For many Americans, a single accordion in the room is quite enough, bringing to mind Lawrence Welk, polka music and lederhosen.

Imagine the reaction, then, when a whole orchestra of accordions takes the stage.

"We have an image problem," concedes Joan Sommers, director of the University of Missouri-Kansas City Community Accordion Orchestra. "People don't know what the instrument can do."

Those who resist heading for an exit are pleasantly surprised by Sommers' orchestra, one of the nation's most acclaimed accordion groups.

For 42 years, the orchestra's musicians have squeezed everything from Gershwin to Bach from their boxes, earning awards and praises along the way. Until Sommers retired from teaching in 2000, the orchestra attracted students from around the globe to a college in America's heartland.

"The Missouri orchestra, I think, is probably the best one in the United States," says Walter Kuehr, who owns an accordion shop in New York City and leads an all-women orchestra there.

Kuehr, a native of Germany, acknowledges that some accordion music is "cheesy," but he says that is not the case with the music that Sommers' orchestra plays.

"This is purely classical. This is not cheesy at all. This is really, absolutely high quality," Kuehr says.

The accordions produce a wide range of sounds. To the uninitiated listener, a recording of the group may seem to feature a variety of instruments, including clarinets and flutes. During a live performance, however, it becomes clear: Except for the percussionists, it's all accordions, all the time.

Switches on an accordion allow a player to change between four reeds, from the high piccolo reed to the low bassoon reed. Also, some of the orchestra's musicians play bass and tenor accordions, providing an even greater range.

"It is incredible," Sommers says. "If people have never heard an accordion orchestra, they think it's just 10 accordions playing. But it isn't. It really is an orchestral sound."

Sommers was 9 years old when a salesman knocked on her family's door in Independence, Mo., and convinced her parents that the girl and her brother should play the accordion. By age 14, Sommers was teaching others how to play.
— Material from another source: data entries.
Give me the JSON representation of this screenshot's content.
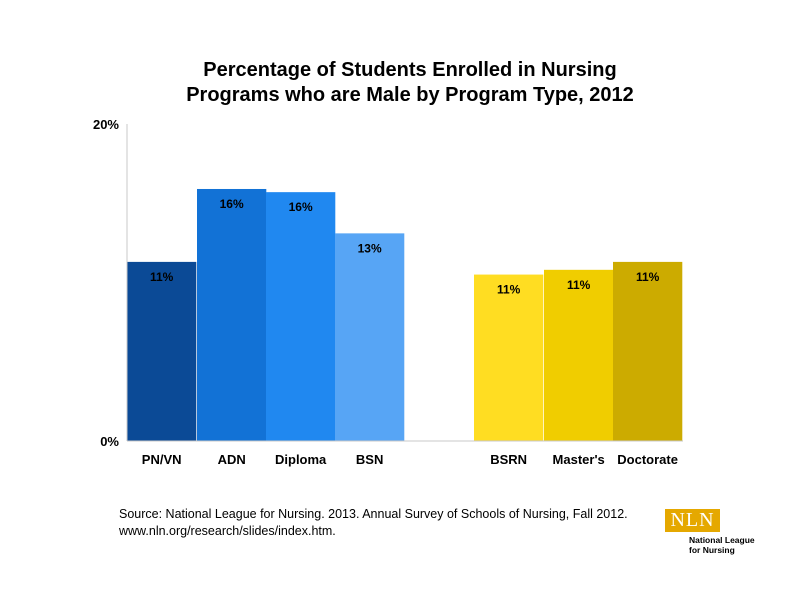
{
  "chart_data": {
    "type": "bar",
    "title_lines": [
      "Percentage of Students Enrolled in Nursing",
      "Programs who are Male by Program Type, 2012"
    ],
    "categories": [
      "PN/VN",
      "ADN",
      "Diploma",
      "BSN",
      "BSRN",
      "Master's",
      "Doctorate"
    ],
    "values": [
      11.3,
      15.9,
      15.7,
      13.1,
      10.5,
      10.8,
      11.3
    ],
    "data_labels": [
      "11%",
      "16%",
      "16%",
      "13%",
      "11%",
      "11%",
      "11%"
    ],
    "colors": [
      "#0b4a96",
      "#1272d6",
      "#2088f0",
      "#57a5f5",
      "#ffdd22",
      "#f0cd00",
      "#ccab00"
    ],
    "ylim": [
      0,
      20
    ],
    "y_ticks": [
      {
        "value": 0,
        "label": "0%"
      },
      {
        "value": 20,
        "label": "20%"
      }
    ],
    "xlabel": "",
    "ylabel": "",
    "grid": false,
    "legend": "none"
  },
  "source": {
    "line1": "Source: National League for Nursing. 2013. Annual Survey of Schools of Nursing, Fall 2012.",
    "line2": "www.nln.org/research/slides/index.htm."
  },
  "logo": {
    "mark": "NLN",
    "line1": "National League",
    "line2": "for Nursing",
    "color": "#e5a800"
  }
}
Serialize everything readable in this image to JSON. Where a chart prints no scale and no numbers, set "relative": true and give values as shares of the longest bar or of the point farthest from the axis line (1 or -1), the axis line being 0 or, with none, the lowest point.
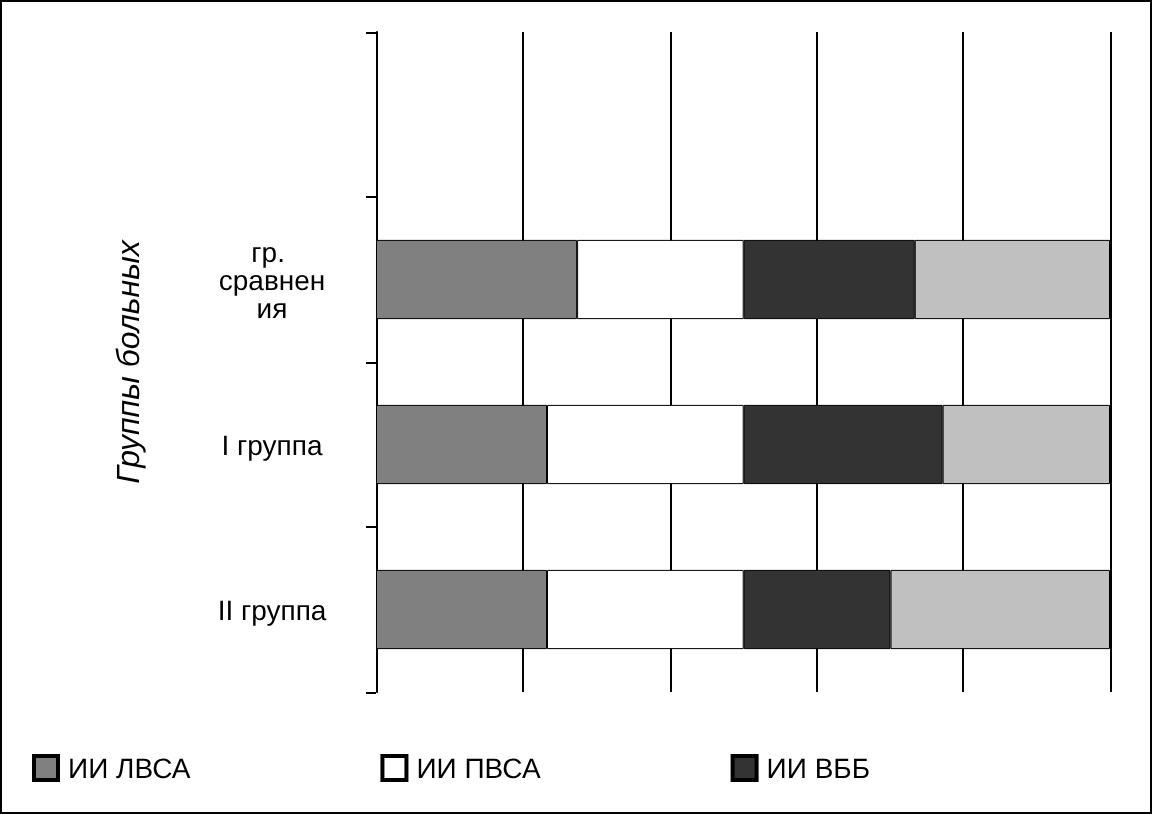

"It was something I liked very much, it seems like, from the beginning," says Sommers, now 69.

She didn't go to college herself, but that didn't prevent her from establishing the University of Missouri-Kansas City's accordion program and orchestra in 1961.

The orchestra has won national titles and has toured Europe, New Zealand and Australia.

Now 15 musicians strong, the orchestra has had as many as 60 members at any given time, some from other countries, including New Zealand, China, Norway and Canada.

Kevin Friedrich, a New Zealand native, joined the orchestra in 1980, when its reputation was already established in accordion circles. He says he enjoyed the quality of music being played and the opportunity to hang out with other accordionists.

"It was quite special, really," says Friedrich, who now lives in New York and is president of the International Confederation of Accordionists.

These days, the group gives a concert in Kansas City every spring, then hits the road in summer. The orchestra also plays for churches, conventions and other groups, and over the years it has recorded six albums, available on CDs from the university.

When Sommers was teaching at the university, she usually had about 10 accordion students who formed the backbone of the orchestra, augmented by musicians from the community.

Now, however, the school has stopped accepting new students into the accordion program until a decision is made about replacing Sommers, and only one orchestra member is a student at the university.

Sommers continues to lead the orchestra and is planning a major tour in 2004. She hopes that budget concerns won't keep the university from hiring a full-time teacher soon.

"We've always been a leader here," she says.